The family had just returned from morning service, where the new pastor for the first time had met the people. Aunt Thankful, as she was called, had taken off her bonnet and shawl, folding the latter carefully in the creases; now, with a peremptory wave of her hand to enjoin silence, she said,—

"There's either sorrer or there's sin behind him. I'm inclined to think it's sorrer. It's Scripter, you know, to let charity have its perfect work."

The door-bell at this moment ringing, Aunt Thankful, who was passing Sunday with her friends, seized her bonnet and shawl and left the room. Annie started for the door, to answer the summons, while Joe opened his library book and began to read.

The sound of a manly but nervous step in the chamber above called forth a sigh from Mr. Asbury, followed by the words,—

"I'm dreadfully afraid, wife, we've made a mistake."

"Don't look so melancholy, pa," urged Annie, returning, "or Mr. Angus will think we are talking of him. He asked what time we dined, and said he would like to go to his chamber for a few minutes."

While he paces back and forth in the apartment assigned him, I will explain that the parish to which Mr. Asbury belonged had lost their pastor by death six months before the opening of our story; that a succession of candidates had been heard, discussed, and dismissed; that the people, wearied out by their own criticisms, were beginning to scatter; that at length they conceived the idea of sending a Committee on an exploring tour, which Committee, going to hear a city preacher, heard in his place a young man lately graduated from the divinity school; that they were so impressed with his heartiness in his work they requested an introduction and invited him to add one more to the number of competing candidates; that he politely but firmly declined, not believing, this the proper method of obtaining a clergyman that, after making inquiries of his Professors and others, and receiving instructions to go forward from the church at home, the Committee did proceed to call the Rev. Mr. Angus to be their pastor; that, after several weeks of earnest prayer for guidance, he did accept their call, the public services of his ordination to take place the week following his first sermon.

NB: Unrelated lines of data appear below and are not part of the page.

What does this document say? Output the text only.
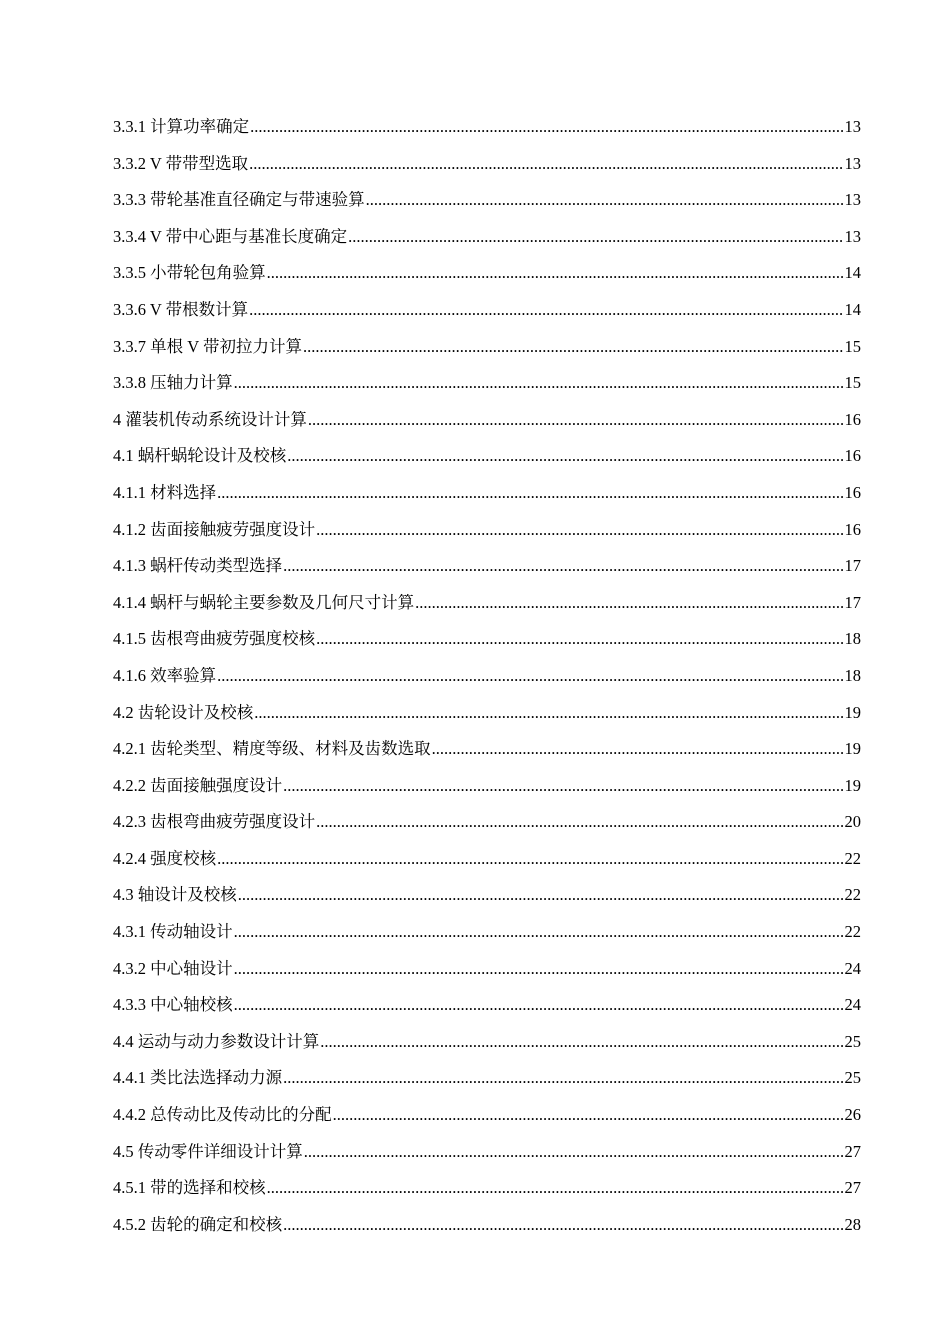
3.3.1 计算功率确定 .....	13
3.3.2 V 带带型选取 .....	13
3.3.3 带轮基准直径确定与带速验算 .....	13
3.3.4 V 带中心距与基准长度确定 .....	13
3.3.5 小带轮包角验算 .....	14
3.3.6 V 带根数计算 .....	14
3.3.7 单根 V 带初拉力计算 .....	15
3.3.8 压轴力计算 .....	15
4 灌装机传动系统设计计算 .....	16
4.1 蜗杆蜗轮设计及校核 .....	16
4.1.1 材料选择 .....	16
4.1.2 齿面接触疲劳强度设计 .....	16
4.1.3 蜗杆传动类型选择 .....	17
4.1.4 蜗杆与蜗轮主要参数及几何尺寸计算 .....	17
4.1.5 齿根弯曲疲劳强度校核 .....	18
4.1.6 效率验算 .....	18
4.2 齿轮设计及校核 .....	19
4.2.1 齿轮类型、精度等级、材料及齿数选取 .....	19
4.2.2 齿面接触强度设计 .....	19
4.2.3 齿根弯曲疲劳强度设计 .....	20
4.2.4 强度校核 .....	22
4.3 轴设计及校核 .....	22
4.3.1 传动轴设计 .....	22
4.3.2 中心轴设计 .....	24
4.3.3 中心轴校核 .....	24
4.4 运动与动力参数设计计算 .....	25
4.4.1 类比法选择动力源 .....	25
4.4.2 总传动比及传动比的分配 .....	26
4.5 传动零件详细设计计算 .....	27
4.5.1 带的选择和校核 .....	27
4.5.2 齿轮的确定和校核 .....	28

His arrival in the town, which I shall call Grantbury, late on Saturday evening, had given the family little opportunity for forming an opinion of the new pastor; that he was tall and vigorous in frame, with a countenance sad rather than smiling, eyes looking far away, a sweet, musical voice with a sad note running through it, was all that they knew of him until they took their seats in church directly in front of the pulpit. The sermon was on Christ's invitation to the weary and heavy laden to come to him for rest. In the most graphic language he depicted the condition of these poor, sad, weary sufferers, bearing their heavy burden of sin and sorrow, longing to be rid of it, but knowing not how to throw it off, groaning in secret places, with an abiding dread of what the future might bring to them. He brought tears to many eyes unused to weep, by the vividness with which he portrayed the soul in darkness, but longing for the light, empty, void of faith in God or man, shut up in a prison of gloomy thought and forebodings, every day verging toward the frightful chasm of despair.

Listening to the preacher's voice trembling with pathos, no one could doubt that he well understood by personal experience the condition of those to whom our blessed Lord extended this gracious invitation. Every eye was fixed on his, every heart followed him; but when, turning from the weary and heavy laden, he pointed to the One who could deliver them from all their wretchedness, the note of sadness still lingered. Instead of the triumphant ring of victory from the freed soul, the tone of peace and rest from those delivered from their heavy load, there was an unexplained want of harmony between the manner and voice of the speaker and the subject of which he was treating. A general restlessness among the audience proved their disappointment.